Parsnips were a big surprise. I roasted some and they were so tasty! I’ve made a parsnip soup before and it’s pretty good. Try it! It’s good!
- 1 large onion
- 3 cloves garlic
- Olive Oil
- 1 Tbsp curry powder
- 6 medium parsnips, peeled and finely sliced
- 5 1/2 cups chicken stock
- Salt and Pepper to taste
- Fresh chopped parsley to garnish
- 1/4 cream or milk
- 2 x 100g wedges blue vein cheese
Serves 4 6
by Annabelle White
The secret to this soup combination is the addition of some crumbled blue vein cheese in the base of the soup plate before adding the hot soup. If you prefer, you can serve the room temperature blue cheese on croutes or small toasts.
Cook the onion and garlic in a little olive oil until soft. Add the curry powder and the peeled and finely sliced parsnips. Sweat for 5 minutes, making sure the parsnips do not catch, then add the chicken stock. Bring to the boil and simmer for 30-45 minutes. Adjust the seasonings.
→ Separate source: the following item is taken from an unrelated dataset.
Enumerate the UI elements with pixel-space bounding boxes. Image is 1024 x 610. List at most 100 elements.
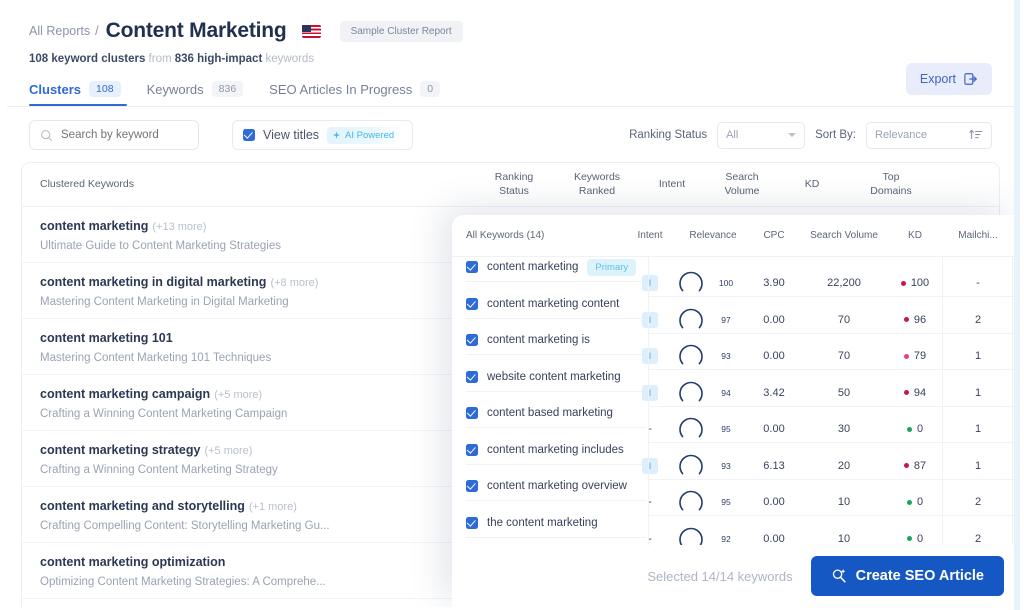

Puree , then add the freshly chopped parsley and cream just prior to serving.
Combine the blue vein cheese into the bowls, allowing 1 wedge for 2-3 bowls of soup. Pour the hot soup into the bowl. Top with parsley and serve.
If you have additional cream, you can also swirl a little over the edge of the melting cheese for an extra bonus if desired.
This soup is also delicious using pumpkin, cauliflower or broccoli instead of parsnip.